= Scott Burns (newspaper columnist) =

American journalist

Scott Burns is an American newspaper columnist and author who has covered personal finance and investments for over 30 years. He is known for creating the "Couch Potato Portfolio" investment strategy, which advocates the use of index funds over managed funds or stock-picking. In 2006, he co-founded the Web startup AssetBuilder, where he is chief investment strategist.

==Biography==
===Education===
Burns graduated from the Massachusetts Institute of Technology with a degree in humanities and biology (1962).

===Career===
Burns began his career as a newspaper columnist at the Boston Herald in 1977 where he was also the financial editor. The column was nationally syndicated in 1981 and is now distributed by Universal Press Syndicate. In 1985 he joined the staff of The Dallas Morning News where his column became one of the most widely read features in the paper. Retiring as a Dallas Morning News staff member in 2006, he continued to contribute to the paper through his ongoing syndication. He announced his retirement in 2017

In August 2006, Burns co-founded AssetBuilder, a registered investment advisory firm, with former Microsoft executive Kennon Grose. The firm offers investors a means to employ an advanced version of Burns's "Couch Potato Portfolio" investment methodology through a Web-based service platform. Burns is chief investment strategist for AssetBuilder.

===Financial writing===
In December 2001 the National Center for Policy Analysis published a paper Burns co-authored with benefits attorney Brooks Hamilton titled, "Reinventing Retirement Income in America." The paper was influential in advocating automatic enrollment, automatic increases in contributions, managed accounts, and little or no company stock, all of which have become trends in corporate retirement plans.

Burns's book The Coming Generational Storm was co-authored with Boston University economist Laurence J. Kotlikoff. The book was endorsed by five Nobel laureates, listed as one of the 25 best books of 2004 by Barron's, and named one of the top 10 business books of 2004 by Forbes. The book warns of a worldwide generational financial crunch and advises investors on how to protect themselves.

Kotlikoff and Burns recently wrote a second book, Spend 'Til the End, presenting new ideas in financial planning based on consumption smoothing. The book was published by Simon & Schuster in June 2008.

===The Couch Potato Portfolio===

The original Couch Potato Portfolio strategy included investing half of the investor's assets in a Standard & Poor's 500 Index fund and half in a fund mirroring the Shearson/Lehman Intermediate Bond Index. Burns used the Vanguard 500 Index and Vanguard Total Bond Fund Index.

As described by Shauna Croome-Carther in Investopedia:

Those with higher risk tolerance can modify the 50/50 asset allocation strategy to 25% in the Vanguard Total Bond Fund Index and 75% in the Vanguard 500 Index. The 25/75 allocation is known as the 'sophisticated couch-potato portfolio'. The higher weighting in equities is more suitable for younger investors, and those closer to retirement need more security. Ever since the concept originated, the couch-potato strategy has been modified to suit individual needs from various countries.

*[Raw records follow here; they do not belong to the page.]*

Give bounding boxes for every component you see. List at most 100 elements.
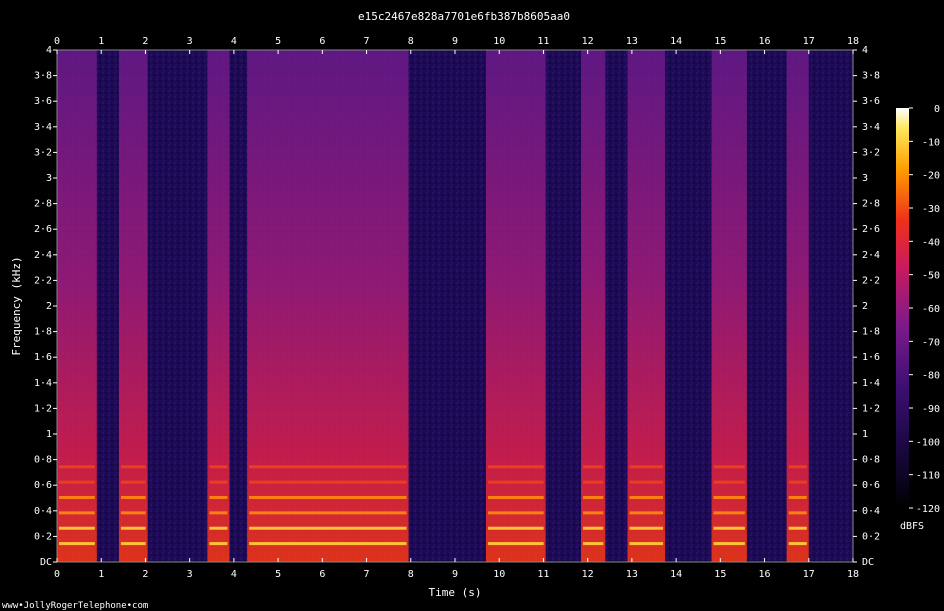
harmonic-band xyxy=(209,542,228,546)
harmonic-band xyxy=(583,542,604,546)
voice-segment xyxy=(786,50,809,562)
x-tick-label: 17 xyxy=(803,569,815,580)
harmonic-band xyxy=(713,511,745,515)
y-tick-label: DC xyxy=(862,557,874,568)
y-tick-label: 1·6 xyxy=(34,352,52,363)
y-tick-label: 1·8 xyxy=(34,327,52,338)
y-tick-label: 1·6 xyxy=(862,352,880,363)
x-tick-label: 14 xyxy=(670,569,682,580)
x-tick-label: 5 xyxy=(275,569,281,580)
y-tick-label: 0·2 xyxy=(862,531,880,542)
y-tick-label: 0·4 xyxy=(862,506,880,517)
y-tick-label: 0·8 xyxy=(34,455,52,466)
harmonic-band xyxy=(713,480,745,484)
x-tick-label: 18 xyxy=(847,569,859,580)
harmonic-band xyxy=(120,480,146,484)
harmonic-band xyxy=(583,511,604,515)
harmonic-band xyxy=(120,496,146,499)
y-tick-label: 2·4 xyxy=(34,250,52,261)
voice-segment xyxy=(57,50,97,562)
y-tick-label: 3·6 xyxy=(862,96,880,107)
x-tick-label: 4 xyxy=(231,36,237,47)
harmonic-band xyxy=(788,496,807,499)
harmonic-band xyxy=(120,542,146,546)
harmonic-band xyxy=(629,542,664,546)
harmonic-band xyxy=(788,542,807,546)
harmonic-band xyxy=(487,496,544,499)
harmonic-band xyxy=(249,511,407,515)
y-tick-label: 2 xyxy=(862,301,868,312)
harmonic-band xyxy=(249,465,407,469)
y-tick-label: 3·8 xyxy=(862,71,880,82)
x-tick-label: 7 xyxy=(364,36,370,47)
harmonic-band xyxy=(209,480,228,484)
x-axis-label: Time (s) xyxy=(429,586,482,599)
colorbar-tick-label: -80 xyxy=(922,371,940,382)
y-tick-label: 1 xyxy=(862,429,868,440)
y-tick-label: 2 xyxy=(46,301,52,312)
x-tick-label: 9 xyxy=(452,569,458,580)
x-tick-label: 1 xyxy=(98,36,104,47)
x-tick-label: 15 xyxy=(714,569,726,580)
x-tick-label: 12 xyxy=(582,569,594,580)
footer-credit: www•JollyRogerTelephone•com xyxy=(2,601,148,611)
y-tick-label: 3·4 xyxy=(862,122,880,133)
y-tick-label: 0·2 xyxy=(34,531,52,542)
harmonic-band xyxy=(209,496,228,499)
harmonic-band xyxy=(120,526,146,530)
x-tick-label: 6 xyxy=(319,569,325,580)
harmonic-band xyxy=(59,480,95,484)
colorbar-tick-label: -60 xyxy=(922,304,940,315)
x-tick-label: 13 xyxy=(626,569,638,580)
x-tick-label: 1 xyxy=(98,569,104,580)
y-tick-label: 3·2 xyxy=(862,147,880,158)
colorbar-tick-label: -20 xyxy=(922,171,940,182)
harmonic-band xyxy=(629,526,664,530)
y-tick-label: 2·6 xyxy=(862,224,880,235)
voice-segment xyxy=(118,50,148,562)
harmonic-band xyxy=(249,526,407,530)
voice-segment xyxy=(711,50,747,562)
harmonic-band xyxy=(120,465,146,469)
plot-area xyxy=(56,49,854,563)
harmonic-band xyxy=(487,526,544,530)
y-tick-label: 1 xyxy=(46,429,52,440)
colorbar-tick-label: -70 xyxy=(922,337,940,348)
x-tick-label: 12 xyxy=(582,36,594,47)
x-tick-label: 15 xyxy=(714,36,726,47)
x-tick-label: 0 xyxy=(54,36,60,47)
x-tick-label: 13 xyxy=(626,36,638,47)
harmonic-band xyxy=(209,511,228,515)
x-tick-label: 9 xyxy=(452,36,458,47)
x-tick-label: 2 xyxy=(142,36,148,47)
harmonic-band xyxy=(713,526,745,530)
x-tick-label: 6 xyxy=(319,36,325,47)
y-tick-label: 1·4 xyxy=(862,378,880,389)
colorbar-tick-label: -120 xyxy=(916,504,940,515)
x-tick-label: 7 xyxy=(364,569,370,580)
harmonic-band xyxy=(713,496,745,499)
y-tick-label: 3·2 xyxy=(34,147,52,158)
colorbar-tick-label: -10 xyxy=(922,137,940,148)
colorbar-gradient xyxy=(896,108,909,508)
y-tick-label: 2·6 xyxy=(34,224,52,235)
y-tick-label: 3 xyxy=(862,173,868,184)
y-axis-left: DC 0·2 0·4 0·6 0·8 1 1·2 1·4 1·6 1·8 2 2·2 2·4 2·6 2·8… xyxy=(34,45,57,568)
x-tick-label: 3 xyxy=(187,569,193,580)
harmonic-band xyxy=(249,496,407,499)
x-tick-label: 3 xyxy=(187,36,193,47)
y-tick-label: 2·8 xyxy=(862,199,880,210)
colorbar-tick-label: 0 xyxy=(934,104,940,115)
harmonic-band xyxy=(713,542,745,546)
x-tick-label: 2 xyxy=(142,569,148,580)
harmonic-band xyxy=(583,465,604,469)
y-tick-label: 2·8 xyxy=(34,199,52,210)
x-tick-label: 11 xyxy=(537,569,549,580)
y-tick-label: 4 xyxy=(862,45,868,56)
y-tick-label: 4 xyxy=(46,45,52,56)
harmonic-band xyxy=(629,465,664,469)
harmonic-band xyxy=(788,465,807,469)
colorbar-tick-label: -110 xyxy=(916,471,940,482)
y-tick-label: 1·2 xyxy=(34,403,52,414)
colorbar-tick-label: -100 xyxy=(916,437,940,448)
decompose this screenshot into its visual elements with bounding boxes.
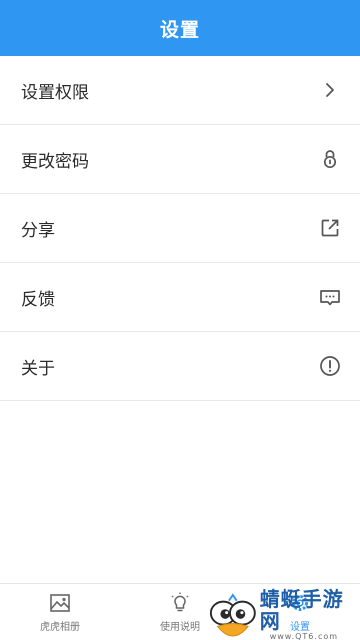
menu-item-label: 关于 <box>21 358 55 379</box>
menu-item-label: 更改密码 <box>21 151 89 172</box>
menu-item-label: 设置权限 <box>21 82 89 103</box>
share-icon <box>318 216 342 240</box>
tab-label: 虎虎相册 <box>40 622 80 633</box>
top-bar: 设置 <box>0 0 360 56</box>
chevron-right-icon <box>318 78 342 102</box>
image-icon <box>48 591 72 615</box>
tab-label: 使用说明 <box>160 622 200 633</box>
tab-album[interactable]: 虎虎相册 <box>0 584 120 640</box>
menu-item-about[interactable]: 关于 <box>0 332 360 401</box>
menu-item-label: 反馈 <box>21 289 55 310</box>
watermark-url: www.QT6.com <box>269 632 339 640</box>
watermark-text: 蜻蜓手游网 www.QT6.com <box>260 588 360 640</box>
dragonfly-logo-icon <box>209 593 256 637</box>
watermark-title: 蜻蜓手游网 <box>259 587 344 633</box>
menu-item-label: 分享 <box>21 220 55 241</box>
menu-item-change-password[interactable]: 更改密码 <box>0 125 360 194</box>
menu-item-share[interactable]: 分享 <box>0 194 360 263</box>
lock-icon <box>318 147 342 171</box>
watermark: 蜻蜓手游网 www.QT6.com <box>208 588 360 640</box>
settings-screen: 设置 设置权限 更改密码 分享 反馈 关于 虎虎相册 使用说明 设置 蜻蜓手游网… <box>0 0 360 640</box>
lightbulb-icon <box>168 591 192 615</box>
menu-item-permissions[interactable]: 设置权限 <box>0 56 360 125</box>
info-icon <box>318 354 342 378</box>
page-title: 设置 <box>159 18 200 41</box>
settings-menu: 设置权限 更改密码 分享 反馈 关于 <box>0 56 360 401</box>
menu-item-feedback[interactable]: 反馈 <box>0 263 360 332</box>
feedback-icon <box>318 285 342 309</box>
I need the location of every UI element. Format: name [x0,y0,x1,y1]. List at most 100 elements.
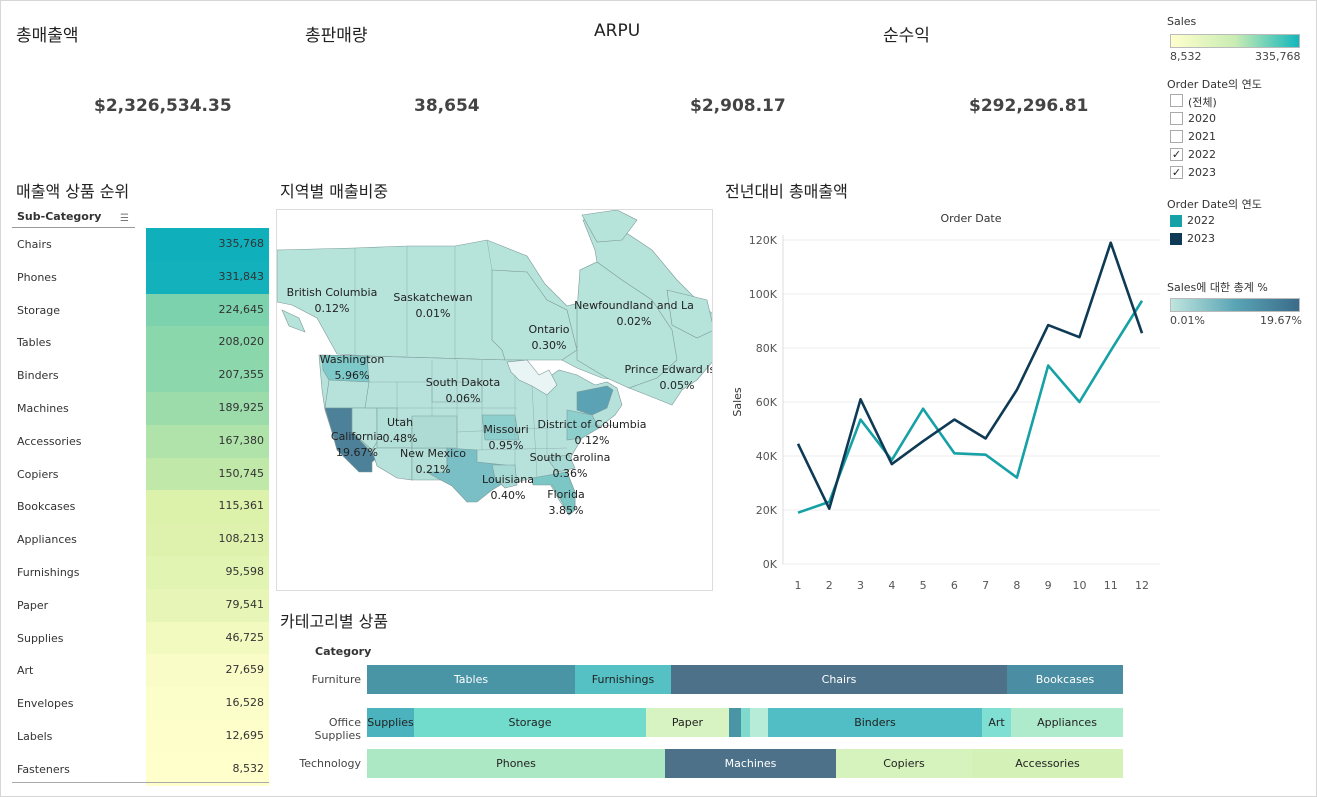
series-point[interactable] [984,436,988,440]
category-segment[interactable]: Supplies [367,708,414,737]
category-segment[interactable]: Bookcases [1007,665,1123,694]
line-chart[interactable]: Order Date0K20K40K60K80K100K120K1 2 3 4 5 6 7 8… [725,205,1160,595]
row-value-cell[interactable]: 207,355 [146,359,269,392]
series-point[interactable] [921,407,925,411]
table-row[interactable]: Appliances 108,213 [12,523,269,556]
category-segment[interactable]: Binders [768,708,982,737]
table-row[interactable]: Copiers 150,745 [12,457,269,491]
table-row[interactable]: Furnishings 95,598 [12,555,269,589]
category-segment[interactable]: Tables [367,665,575,694]
category-segment[interactable]: Furnishings [575,665,671,694]
map-label: British Columbia 0.12% [287,285,378,317]
row-value-cell[interactable]: 331,843 [146,260,269,294]
row-value-cell[interactable]: 224,645 [146,293,269,327]
map-label-name: California [330,430,384,443]
category-segment[interactable] [741,708,750,737]
category-segment[interactable]: Accessories [972,749,1123,778]
year-color-legend-title: Order Date의 연도 [1167,198,1262,211]
row-value-cell[interactable]: 150,745 [146,457,269,491]
row-value-cell[interactable]: 46,725 [146,621,269,655]
row-label: Binders [17,369,59,383]
series-point[interactable] [1109,349,1113,353]
series-point[interactable] [984,453,988,457]
series-point[interactable] [1046,323,1050,327]
table-row[interactable]: Storage 224,645 [12,293,269,327]
series-point[interactable] [796,511,800,515]
row-value-cell[interactable]: 12,695 [146,719,269,753]
series-point[interactable] [1109,241,1113,245]
checkbox-unchecked[interactable] [1170,130,1183,143]
series-point[interactable] [796,442,800,446]
category-segment[interactable]: Machines [665,749,836,778]
row-value-cell[interactable]: 115,361 [146,490,269,524]
series-point[interactable] [1140,331,1144,335]
category-segment[interactable]: Appliances [1011,708,1123,737]
row-value-cell[interactable]: 208,020 [146,326,269,360]
map-label-name: Ontario [528,323,570,336]
sales-share-map[interactable]: British Columbia 0.12% Saskatchewan 0.01% Ne… [276,209,713,591]
category-segment[interactable]: Phones [367,749,665,778]
row-value-cell[interactable]: 335,768 [146,228,269,261]
series-point[interactable] [890,462,894,466]
row-label: Appliances [17,533,77,547]
category-segment[interactable] [729,708,741,737]
checkbox-checked[interactable]: ✓ [1170,148,1183,161]
row-value-cell[interactable]: 95,598 [146,555,269,589]
series-line-2023[interactable] [796,241,1144,510]
row-value-cell[interactable]: 108,213 [146,523,269,556]
table-row[interactable]: Chairs 335,768 [12,228,269,261]
series-point[interactable] [1140,299,1144,303]
table-row[interactable]: Phones 331,843 [12,260,269,294]
row-label: Labels [17,729,53,743]
category-segment[interactable]: Art [982,708,1011,737]
series-point[interactable] [952,418,956,422]
table-row[interactable]: Machines 189,925 [12,391,269,425]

Originally it had been designed for the US market, but the term "couch potato portfolio" is now a general term for "a technique for building a diversified, low-maintenance portfolio designed to deliver the returns of the overall stock and bond markets with minimal cost".

==Published works==
- Squeeze It Till the Eagle Grins (1972)
- Home, Inc., The Hidden Wealth and Power of the American Household (1975).
- "Reinventing Retirement Income in America" (with Brooks Hamilton; National Center for Policy Analysis, 2001)
- The Coming Generational Storm (with Laurence Kotlikoff; MIT Press, 2004)
- Spend Til' the End (with Laurence Kotlikoff; Simon & Schuster, 2008)

Burns's articles and columns have appeared in Worth, Boston, Playboy, Vogue and Harper's Bazaar.